Canada must close this gap through deliberate, security-informed policy. Three steps are essential for the task:
Ottawa should mandate National Security reviews for critical infrastructure contracts. Any procurement involving foreign state-owned enterprises must trigger a formal security and economic resilience assessment. This should apply at the federal and provincial levels.
Secondly, when necessary, Canada should enhance its domestic industrial capabilities through strategic investments. Canada cannot claim to be powerless when there are no local bids available. Federal and provincial governments could collaborate to invest in scalable civilian shipbuilding, in addition to military contracts. Otherwise, we risk becoming repeatedly dependent on external sources.
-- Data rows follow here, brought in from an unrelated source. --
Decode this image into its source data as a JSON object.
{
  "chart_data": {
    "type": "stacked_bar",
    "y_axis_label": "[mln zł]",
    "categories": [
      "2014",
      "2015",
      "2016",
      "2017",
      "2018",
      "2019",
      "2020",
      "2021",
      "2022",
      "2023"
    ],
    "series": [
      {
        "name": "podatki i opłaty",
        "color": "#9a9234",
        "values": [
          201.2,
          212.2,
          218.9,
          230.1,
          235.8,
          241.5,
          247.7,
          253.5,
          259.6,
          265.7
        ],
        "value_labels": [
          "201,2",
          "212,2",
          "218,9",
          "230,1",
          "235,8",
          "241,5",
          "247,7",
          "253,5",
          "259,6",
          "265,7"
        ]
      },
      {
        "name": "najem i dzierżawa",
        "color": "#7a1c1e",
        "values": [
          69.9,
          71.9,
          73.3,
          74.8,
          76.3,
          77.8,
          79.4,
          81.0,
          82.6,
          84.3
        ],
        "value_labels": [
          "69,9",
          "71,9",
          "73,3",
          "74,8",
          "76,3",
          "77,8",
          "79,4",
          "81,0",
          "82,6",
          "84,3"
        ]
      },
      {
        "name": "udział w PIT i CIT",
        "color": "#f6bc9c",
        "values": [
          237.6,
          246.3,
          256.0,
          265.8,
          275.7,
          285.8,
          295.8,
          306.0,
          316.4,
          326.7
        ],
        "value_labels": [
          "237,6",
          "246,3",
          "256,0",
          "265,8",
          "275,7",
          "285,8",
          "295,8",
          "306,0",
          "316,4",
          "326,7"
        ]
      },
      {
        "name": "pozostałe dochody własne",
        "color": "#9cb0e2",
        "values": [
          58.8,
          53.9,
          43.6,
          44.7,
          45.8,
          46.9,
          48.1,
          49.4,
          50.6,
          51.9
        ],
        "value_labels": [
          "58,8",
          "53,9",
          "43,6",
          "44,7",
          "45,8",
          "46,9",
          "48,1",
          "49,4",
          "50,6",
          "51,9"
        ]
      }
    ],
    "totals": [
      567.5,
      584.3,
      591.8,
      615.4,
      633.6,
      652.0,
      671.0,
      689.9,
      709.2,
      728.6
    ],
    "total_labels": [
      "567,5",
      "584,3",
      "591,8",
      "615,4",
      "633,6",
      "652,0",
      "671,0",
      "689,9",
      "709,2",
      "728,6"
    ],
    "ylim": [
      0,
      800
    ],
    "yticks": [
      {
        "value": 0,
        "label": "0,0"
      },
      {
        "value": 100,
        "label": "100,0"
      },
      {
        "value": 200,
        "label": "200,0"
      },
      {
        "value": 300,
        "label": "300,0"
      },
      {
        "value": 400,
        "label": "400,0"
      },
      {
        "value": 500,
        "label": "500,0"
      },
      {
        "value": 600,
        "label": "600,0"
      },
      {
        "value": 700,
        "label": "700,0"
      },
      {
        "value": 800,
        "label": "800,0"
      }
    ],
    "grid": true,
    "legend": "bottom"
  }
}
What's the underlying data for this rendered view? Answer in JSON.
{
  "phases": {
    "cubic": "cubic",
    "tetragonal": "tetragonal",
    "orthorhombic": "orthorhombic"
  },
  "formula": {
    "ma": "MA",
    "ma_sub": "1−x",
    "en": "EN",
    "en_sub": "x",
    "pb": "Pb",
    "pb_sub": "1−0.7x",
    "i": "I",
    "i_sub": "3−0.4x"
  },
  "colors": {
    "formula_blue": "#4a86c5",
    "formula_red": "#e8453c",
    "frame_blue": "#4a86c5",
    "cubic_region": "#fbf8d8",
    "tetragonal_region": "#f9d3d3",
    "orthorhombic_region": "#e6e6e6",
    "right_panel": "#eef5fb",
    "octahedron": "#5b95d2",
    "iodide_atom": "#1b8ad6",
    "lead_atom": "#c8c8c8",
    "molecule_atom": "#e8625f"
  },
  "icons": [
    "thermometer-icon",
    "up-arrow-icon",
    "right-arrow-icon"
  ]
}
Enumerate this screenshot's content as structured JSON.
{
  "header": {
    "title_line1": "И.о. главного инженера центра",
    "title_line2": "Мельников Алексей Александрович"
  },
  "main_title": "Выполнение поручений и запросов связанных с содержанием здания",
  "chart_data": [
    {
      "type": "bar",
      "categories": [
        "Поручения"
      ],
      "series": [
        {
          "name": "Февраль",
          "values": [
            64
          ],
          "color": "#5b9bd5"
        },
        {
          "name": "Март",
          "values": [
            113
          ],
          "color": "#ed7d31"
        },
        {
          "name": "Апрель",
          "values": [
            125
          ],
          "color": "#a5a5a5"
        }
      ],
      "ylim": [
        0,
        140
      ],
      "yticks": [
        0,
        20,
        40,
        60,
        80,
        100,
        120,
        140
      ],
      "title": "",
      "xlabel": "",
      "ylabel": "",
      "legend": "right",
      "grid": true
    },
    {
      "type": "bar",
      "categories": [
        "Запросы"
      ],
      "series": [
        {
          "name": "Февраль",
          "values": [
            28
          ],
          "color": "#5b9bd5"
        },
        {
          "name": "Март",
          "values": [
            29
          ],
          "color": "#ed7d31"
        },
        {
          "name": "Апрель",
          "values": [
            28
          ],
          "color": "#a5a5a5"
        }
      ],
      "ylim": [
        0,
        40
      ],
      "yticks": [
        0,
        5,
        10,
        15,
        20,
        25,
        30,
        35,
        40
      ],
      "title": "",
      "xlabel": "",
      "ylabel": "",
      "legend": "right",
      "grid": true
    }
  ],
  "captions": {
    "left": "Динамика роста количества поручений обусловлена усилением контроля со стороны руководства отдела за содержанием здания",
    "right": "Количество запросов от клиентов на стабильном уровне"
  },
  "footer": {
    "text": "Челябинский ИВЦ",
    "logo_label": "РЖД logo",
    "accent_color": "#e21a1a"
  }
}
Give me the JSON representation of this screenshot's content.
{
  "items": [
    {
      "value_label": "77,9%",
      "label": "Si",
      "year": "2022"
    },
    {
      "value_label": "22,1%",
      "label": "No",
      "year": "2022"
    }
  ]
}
Canada should enhance Crown oversight by implementing intelligence-led risk frameworks. This means that agencies, such as BC Ferries, must develop procurement protocols that are informed by threat intelligence rather than just cost analysis. It also involves incorporating security and foreign interference risk indicators into their Requests for Proposals (RFPs).
The Cost of Strategic Amnesia
The central point here is not only about China; it is primarily about Canada. The country needs more strategic foresight. If we cannot align our economic decisions with our fundamental security posture, we will likely continue to cede control of our critical systems, whether in transportation, healthcare, mining, or telecommunications, to adversarial regimes. That is a textbook vulnerability in the era of hybrid warfare.
BC Ferries may have saved money today. But without urgent policy reform, the long-term cost will be paid in diminished sovereignty, reduced resilience, and an emboldened adversary with one more lever inside our critical infrastructure.
Scott McGregor is a senior security advisor to the Council on Countering Hybrid Warfare and Managing Partner at Close Hold Intelligence Consulting Ltd.